National Maritime Center promises more efficiency

The National Maritime Center, often criticized by mariners and Congress for its inefficiencies and delays, says it has made several reforms aimed at improving customer service while assuring marine and public safety.

One of the biggest problems cited by mariners has been processing delays caused by the medical portion of the application review. The NMC has struggled with this, due to turnover of government medical evaluators and a transition to a new medical services contractor, according to a statement from Capt. Anthony Lloyd, the NMC’s commanding officer.

“Vacancies and contract transition resulted in increases in the inventory and cycle time to process mariner medical fitness applications,” Lloyd said in the Coast Guard memo.

Lloyd cited the following changes:

• Assignment of a full-time, on-call government medical evaluator to receive calls from mariners and their physicians regarding submitted applications.

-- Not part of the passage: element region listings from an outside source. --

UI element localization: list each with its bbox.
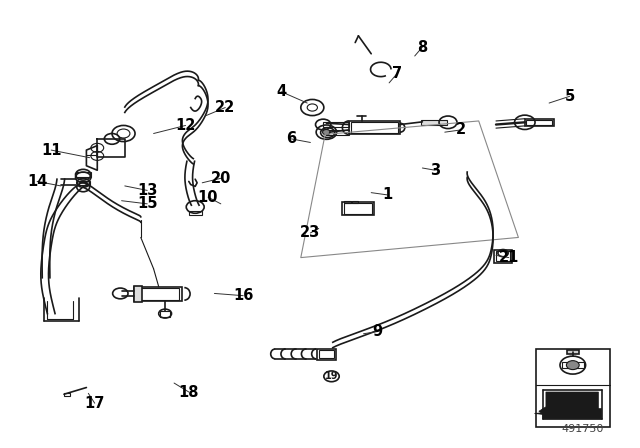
Bar xyxy=(536,349,610,427)
Text: 20: 20 xyxy=(211,171,231,186)
Text: 8: 8 xyxy=(417,39,428,55)
Bar xyxy=(421,120,447,125)
Bar xyxy=(319,350,334,358)
Text: 491750: 491750 xyxy=(561,424,604,434)
Bar xyxy=(349,121,400,134)
Bar xyxy=(134,287,182,301)
Text: 4: 4 xyxy=(276,84,287,99)
Text: 18: 18 xyxy=(179,384,199,400)
Bar xyxy=(352,201,358,203)
Text: 10: 10 xyxy=(198,190,218,205)
Bar xyxy=(323,122,349,127)
Text: 13: 13 xyxy=(137,183,157,198)
Bar xyxy=(134,286,142,302)
Circle shape xyxy=(323,129,330,135)
Bar xyxy=(77,181,90,185)
Text: 1: 1 xyxy=(382,187,392,202)
Bar xyxy=(526,120,552,125)
Text: 17: 17 xyxy=(84,396,105,411)
Text: 22: 22 xyxy=(215,100,236,115)
Polygon shape xyxy=(539,392,598,416)
Bar xyxy=(138,288,179,300)
Text: 14: 14 xyxy=(27,174,47,189)
Bar xyxy=(342,202,374,215)
Text: 23: 23 xyxy=(300,225,321,241)
Bar xyxy=(160,311,170,317)
Bar xyxy=(525,119,554,126)
Text: 6: 6 xyxy=(286,131,296,146)
Bar xyxy=(326,130,349,135)
Text: 15: 15 xyxy=(137,196,157,211)
Text: 5: 5 xyxy=(564,89,575,104)
Bar xyxy=(189,211,202,215)
Bar xyxy=(562,362,584,368)
Text: 3: 3 xyxy=(430,163,440,178)
Text: 12: 12 xyxy=(175,118,196,133)
Circle shape xyxy=(566,361,579,370)
Polygon shape xyxy=(534,409,602,419)
Text: 7: 7 xyxy=(392,66,402,82)
Bar xyxy=(351,122,398,133)
Bar xyxy=(344,201,351,203)
Bar xyxy=(64,393,70,396)
Text: 16: 16 xyxy=(233,288,253,303)
Bar xyxy=(494,250,512,263)
Text: 19: 19 xyxy=(324,371,339,381)
Text: 9: 9 xyxy=(372,324,383,339)
Text: 11: 11 xyxy=(41,142,61,158)
Bar xyxy=(496,251,510,261)
Bar xyxy=(344,203,372,214)
Text: 2: 2 xyxy=(456,122,466,138)
Bar xyxy=(317,349,336,360)
Bar xyxy=(567,350,579,354)
Bar xyxy=(76,172,91,177)
Text: 21: 21 xyxy=(499,250,519,265)
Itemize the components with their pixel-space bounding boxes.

• An increase in the number of permanent federal medical screeners, evaluators and reviewers. Some positions had been advertised for 18 months. Medical personnel in the mariner-credentialing program specialize in occupational health medicine, which is a competitive recruiting field.

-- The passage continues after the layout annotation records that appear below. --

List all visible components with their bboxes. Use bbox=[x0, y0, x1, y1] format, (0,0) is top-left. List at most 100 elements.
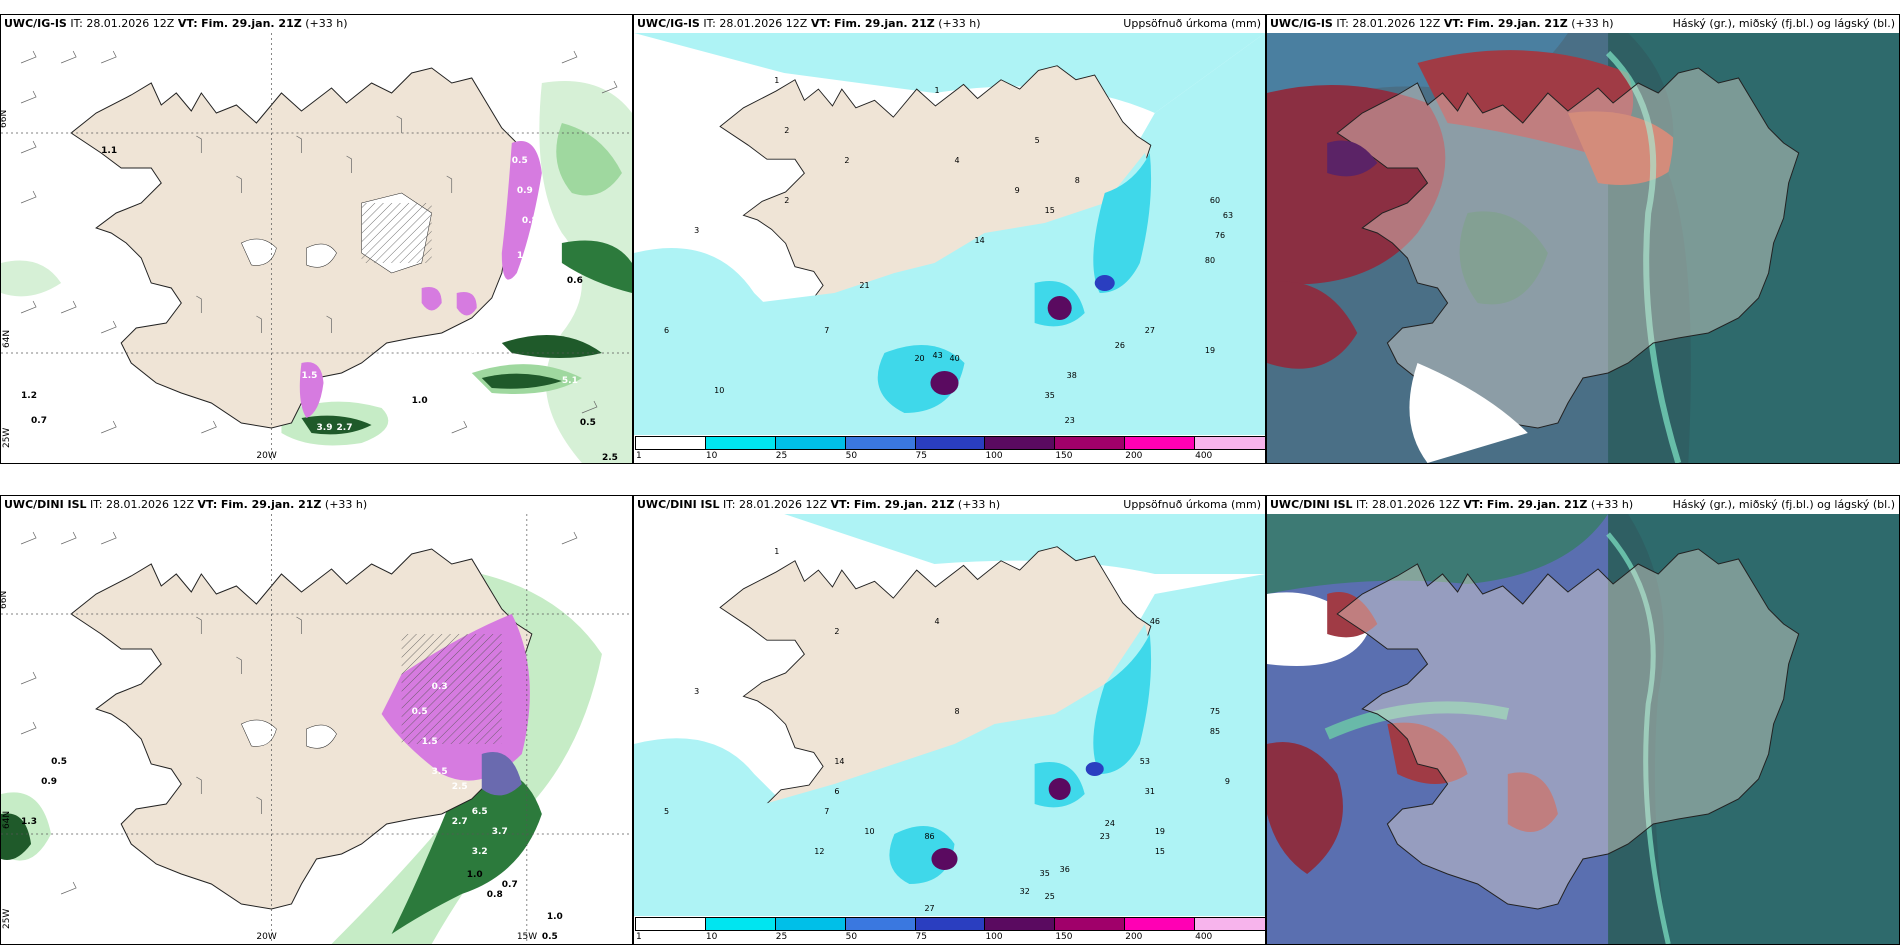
value-label: 85 bbox=[1210, 727, 1220, 736]
colorbar-swatch bbox=[774, 917, 846, 931]
vt-label: VT: bbox=[1463, 498, 1484, 511]
value-label: 1 bbox=[934, 86, 939, 95]
value-label: 10 bbox=[714, 386, 724, 395]
value-label: 3.7 bbox=[492, 827, 508, 837]
panel-header: UWC/DINI ISL IT: 28.01.2026 12Z VT: Fim.… bbox=[1267, 496, 1899, 514]
value-label: 27 bbox=[1145, 326, 1155, 335]
colorbar-swatch bbox=[1124, 436, 1196, 450]
value-label: 32 bbox=[1020, 887, 1030, 896]
colorbar-tick: 200 bbox=[1125, 932, 1143, 942]
colorbar-swatch bbox=[914, 436, 986, 450]
value-label: 76 bbox=[1215, 231, 1225, 240]
init-time: IT: 28.01.2026 12Z bbox=[1336, 17, 1441, 30]
map-view[interactable] bbox=[1267, 514, 1899, 944]
init-time: IT: 28.01.2026 12Z bbox=[1356, 498, 1461, 511]
vt-label: VT: bbox=[830, 498, 851, 511]
colorbar-swatch bbox=[635, 436, 706, 450]
value-label: 2 bbox=[834, 627, 839, 636]
value-label: 19 bbox=[1155, 827, 1165, 836]
value-label: 36 bbox=[1060, 865, 1070, 874]
value-label: 53 bbox=[1140, 757, 1150, 766]
value-label: 2.7 bbox=[337, 423, 353, 433]
init-time: IT: 28.01.2026 12Z bbox=[90, 498, 195, 511]
value-label: 0.5 bbox=[542, 932, 558, 942]
colorbar-swatch bbox=[984, 917, 1056, 931]
forecast-step: (+33 h) bbox=[957, 498, 1001, 511]
value-label: 0.5 bbox=[412, 707, 428, 717]
panel-precip-type-dini: UWC/DINI ISL IT: 28.01.2026 12Z VT: Fim.… bbox=[0, 495, 633, 945]
value-label: 4 bbox=[934, 617, 939, 626]
value-label: 5.1 bbox=[562, 376, 578, 386]
colorbar-tick: 400 bbox=[1195, 932, 1213, 942]
value-label: 8 bbox=[955, 707, 960, 716]
colorbar-swatch bbox=[844, 917, 916, 931]
value-label: 26 bbox=[1115, 341, 1125, 350]
forecast-step: (+33 h) bbox=[324, 498, 368, 511]
value-label: 1 bbox=[774, 76, 779, 85]
panel-header: UWC/IG-IS IT: 28.01.2026 12Z VT: Fim. 29… bbox=[634, 15, 1265, 33]
colorbar-tick: 50 bbox=[845, 451, 858, 461]
panel-field-title: Háský (gr.), miðský (fj.bl.) og lágský (… bbox=[1672, 17, 1895, 30]
lat-label: 66N bbox=[1, 591, 9, 609]
lon-label: 20W bbox=[256, 451, 276, 461]
value-label: 3.9 bbox=[317, 423, 333, 433]
colorbar-tick: 25 bbox=[775, 932, 788, 942]
value-label: 0.9 bbox=[517, 186, 533, 196]
model-name: UWC/IG-IS bbox=[637, 17, 700, 30]
valid-time: Fim. 29.jan. 21Z bbox=[220, 498, 322, 511]
value-label: 63 bbox=[1223, 211, 1233, 220]
value-label: 1.3 bbox=[21, 817, 37, 827]
value-label: 5 bbox=[1035, 136, 1040, 145]
value-label: 2.5 bbox=[452, 782, 468, 792]
value-label: 80 bbox=[1205, 256, 1215, 265]
value-label: 3.2 bbox=[472, 847, 488, 857]
value-label: 75 bbox=[1210, 707, 1220, 716]
valid-time: Fim. 29.jan. 21Z bbox=[1486, 498, 1588, 511]
model-name: UWC/IG-IS bbox=[1270, 17, 1333, 30]
value-label: 24 bbox=[1105, 819, 1115, 828]
value-label: 6 bbox=[834, 787, 839, 796]
value-label: 1 bbox=[774, 547, 779, 556]
map-view[interactable] bbox=[1267, 33, 1899, 463]
forecast-step: (+33 h) bbox=[305, 17, 348, 30]
value-label: 1.2 bbox=[21, 391, 37, 401]
value-label: 4 bbox=[955, 156, 960, 165]
value-label: 35 bbox=[1040, 869, 1050, 878]
colorbar-swatch bbox=[1054, 436, 1126, 450]
lat-label: 64N bbox=[2, 811, 12, 829]
value-label: 3.9 bbox=[382, 453, 398, 463]
value-label: 2.5 bbox=[602, 453, 618, 463]
model-name: UWC/DINI ISL bbox=[1270, 498, 1353, 511]
value-label: 0.6 bbox=[567, 276, 583, 286]
panel-field-title: Uppsöfnuð úrkoma (mm) bbox=[1123, 498, 1261, 511]
value-label: 3.3 bbox=[497, 421, 513, 431]
value-label: 0.7 bbox=[502, 880, 518, 890]
panel-header: UWC/IG-IS IT: 28.01.2026 12Z VT: Fim. 29… bbox=[1, 15, 632, 33]
value-label: 4.2 bbox=[462, 351, 478, 361]
map-view[interactable]: 1.1 0.7 1.2 0.5 0.9 0.8 1.0 1.0 0.6 5.1 … bbox=[1, 33, 632, 463]
value-label: 2 bbox=[844, 156, 849, 165]
lon-label: 25W bbox=[2, 909, 12, 929]
init-time: IT: 28.01.2026 12Z bbox=[70, 17, 175, 30]
value-label: 2 bbox=[784, 126, 789, 135]
colorbar-swatch bbox=[914, 917, 986, 931]
value-label: 15 bbox=[1155, 847, 1165, 856]
lon-label: 20W bbox=[256, 932, 276, 942]
value-label: 19 bbox=[1205, 346, 1215, 355]
map-view[interactable]: 1 2 3 4 5 6 7 8 9 10 12 14 15 19 24 23 2… bbox=[634, 514, 1265, 916]
colorbar-swatch bbox=[844, 436, 916, 450]
lon-label: 25W bbox=[2, 428, 12, 448]
vt-label: VT: bbox=[810, 17, 831, 30]
valid-time: Fim. 29.jan. 21Z bbox=[201, 17, 302, 30]
value-label: 9 bbox=[1225, 777, 1230, 786]
colorbar-tick: 10 bbox=[705, 451, 718, 461]
vt-label: VT: bbox=[197, 498, 218, 511]
value-label: 6.5 bbox=[472, 807, 488, 817]
colorbar-tick: 75 bbox=[915, 932, 927, 942]
panel-header: UWC/DINI ISL IT: 28.01.2026 12Z VT: Fim.… bbox=[1, 496, 632, 514]
colorbar-swatch bbox=[635, 917, 706, 931]
value-label: 14 bbox=[975, 236, 985, 245]
vt-label: VT: bbox=[177, 17, 198, 30]
map-view[interactable]: 1 2 2 2 3 1 4 5 6 7 8 9 10 14 15 19 20 2… bbox=[634, 33, 1265, 435]
map-view[interactable]: 0.5 0.9 1.3 2.7 3.7 6.5 3.2 1.0 0.7 0.8 … bbox=[1, 514, 632, 944]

• A new medical evaluations and service contract was awarded in December to the RGB Group Inc., Miami. Improvements have been made to the NMC’s internal guidance documents to improve consistency of reviews.

Lloyd said that incomplete medical applications remain the largest cause of the delays. This can be avoided by correctly and completely providing information on all medical conditions. The average time for processing a credential without medical issues or lower risk medical reviews is currently about 16 days.  

The American Waterways Operators, which represents the tug and barge industry, said it is pleased with the changes and will continue to work with the NMC to further smooth the credentialing process.

“Two of the most important improvements AWO wants to see are reducing processing times and providing easy access to knowledgeable medical people so that when a credential application is delayed, mariners have someone they can reach out to,” said Brian Vahey, government affairs associate at AWO. “As I understand it, the improvements address those issues, so we’re very pleased to see that.”